Non mettere mai più di un periodo di testo per balloon.
Se un personaggio fa un gesto, fai una vignetta per quel gesto.
Ricorda i tempi naturali nei dialoghi. Se serve una pausa, fai una vignetta vuota.
Non spiegare niente.
Ricorda e disegna il ciclo naturale giorno/notte.
Rispetta il sole cocente, come la pioggia.
Non fare balloon con i pensieri dei personaggi. Ti vergogneresti per sempre, dopo.
Se un personaggio pensa una cosa, fai una vignetta muta per quel pensiero.
Non usare indicazioni come “intanto”, “il giorno dopo” ecc. Siamo nel 2016.
Se devi indicare un'ellissi temporale, trova il modo, con il disegno di farlo capire.
Se fai uno spiegone in un balloon, dopo, sparati.
Rispetta i personaggi. Non fargli mai fare o dire cose che loro non vorrebbero fare o dire.
Nessuno ti ama abbastanza, quindi rendi la lettura la più semplice possibile.
Quando sei stanco, fai un’altra tavola.
Sì, Gipi le ha rispettate tutte, e l'efficacia risultante è di una bellezza disarmante. La terra dei figli pulsa di vita raccontata con estrema naturalezza, piena di piccole vittorie e scottanti sconfitte. I personaggi non sono mai stereotipati, anche se nella loro essenza malata esprimono le conseguenze di un incessante meccanismo di spersonalizzazione, e dunque anche le loro azioni sono sempre ragionevoli, seppur difficili da metabolizzare.

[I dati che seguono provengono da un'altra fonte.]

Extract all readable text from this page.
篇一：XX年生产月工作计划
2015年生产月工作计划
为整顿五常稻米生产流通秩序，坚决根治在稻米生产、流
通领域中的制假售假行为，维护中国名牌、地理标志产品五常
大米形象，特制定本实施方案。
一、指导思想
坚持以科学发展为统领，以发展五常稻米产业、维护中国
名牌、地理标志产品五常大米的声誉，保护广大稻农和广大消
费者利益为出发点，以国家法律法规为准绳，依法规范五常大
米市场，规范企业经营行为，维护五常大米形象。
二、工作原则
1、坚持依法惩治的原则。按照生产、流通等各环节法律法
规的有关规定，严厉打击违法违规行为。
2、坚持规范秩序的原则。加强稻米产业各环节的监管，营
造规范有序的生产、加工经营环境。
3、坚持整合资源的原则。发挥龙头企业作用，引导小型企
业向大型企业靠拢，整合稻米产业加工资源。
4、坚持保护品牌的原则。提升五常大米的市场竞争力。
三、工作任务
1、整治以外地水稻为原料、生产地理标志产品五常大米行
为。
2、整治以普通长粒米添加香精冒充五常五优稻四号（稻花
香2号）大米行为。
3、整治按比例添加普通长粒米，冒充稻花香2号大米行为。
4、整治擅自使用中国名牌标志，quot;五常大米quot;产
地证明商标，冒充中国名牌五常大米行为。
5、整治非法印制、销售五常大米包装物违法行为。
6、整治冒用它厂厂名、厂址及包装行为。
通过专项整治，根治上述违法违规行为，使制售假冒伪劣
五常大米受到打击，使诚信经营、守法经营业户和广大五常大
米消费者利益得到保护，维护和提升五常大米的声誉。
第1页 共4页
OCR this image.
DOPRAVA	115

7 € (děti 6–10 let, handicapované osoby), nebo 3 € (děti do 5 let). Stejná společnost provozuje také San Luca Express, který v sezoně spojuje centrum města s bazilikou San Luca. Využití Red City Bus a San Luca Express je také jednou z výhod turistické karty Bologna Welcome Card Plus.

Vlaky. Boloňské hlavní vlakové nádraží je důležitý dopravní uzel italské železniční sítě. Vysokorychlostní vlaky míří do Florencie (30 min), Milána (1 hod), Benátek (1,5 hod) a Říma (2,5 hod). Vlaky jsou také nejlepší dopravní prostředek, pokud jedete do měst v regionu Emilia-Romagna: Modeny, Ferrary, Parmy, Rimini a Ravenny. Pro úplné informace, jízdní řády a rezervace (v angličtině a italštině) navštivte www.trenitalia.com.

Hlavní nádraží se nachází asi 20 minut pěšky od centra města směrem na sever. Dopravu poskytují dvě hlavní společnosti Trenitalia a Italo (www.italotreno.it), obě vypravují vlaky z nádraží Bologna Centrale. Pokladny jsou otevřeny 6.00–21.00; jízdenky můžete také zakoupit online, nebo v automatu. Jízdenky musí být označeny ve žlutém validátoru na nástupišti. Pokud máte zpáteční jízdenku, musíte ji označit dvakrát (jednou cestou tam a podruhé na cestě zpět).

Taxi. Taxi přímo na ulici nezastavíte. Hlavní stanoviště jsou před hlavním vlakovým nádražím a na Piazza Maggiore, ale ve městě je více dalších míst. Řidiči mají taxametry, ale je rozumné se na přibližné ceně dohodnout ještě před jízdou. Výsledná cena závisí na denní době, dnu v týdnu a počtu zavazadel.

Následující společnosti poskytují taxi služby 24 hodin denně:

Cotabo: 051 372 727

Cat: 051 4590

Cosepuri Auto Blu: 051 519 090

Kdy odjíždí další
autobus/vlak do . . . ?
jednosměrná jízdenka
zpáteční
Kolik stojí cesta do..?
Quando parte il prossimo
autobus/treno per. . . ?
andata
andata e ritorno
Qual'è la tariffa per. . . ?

Il motore narrativo è un diario, ma a differenza di come ci si aspetterebbe in casi simili, non è un macguffin perché, mai come questa volta, rappresenta il fulcro del linguaggio scelto per raccontare la storia, ciò che la rende strettamente interconnessa al medium Fumetto.
Tutto ciò che accade attorno a quell'oggetto inanimato è figlio di desideri, speranze e aspirazioni che avranno un prezzo molto alto da pagare. I personaggi in gioco si muovono oltre i facili confini di bene e male, perché in quella realtà ogni gesto ha un peso importante a causa del desiderio alla base di tutto: la sopravvivenza, non per forza di noi stessi.
Questa storia è un viaggio emotivo in un mondo arido di sentimenti positivi, dove il primo contatto tra gli uomini e la natura è bagnato dal sangue. Riuscire a commuovere utilizzando parole e gesti semplici non è cosa da tutti, come è ugualmente raro riuscire a rappresentare una grande gamma di emozioni e paesaggi solo con l'ausilio del pennino per immagini e parole.
La terra dei figli di Gipi è, probabilmente, uno dei quadri post-apocalittici più interessanti dell'intero panorama culturale mondiale. Nonostante la prima edizione del cartonato sia uscita da più di due anni, la lettura della collana da edicola risulta ancora più attuale, rendendo questo lavoro ulteriormente prezioso.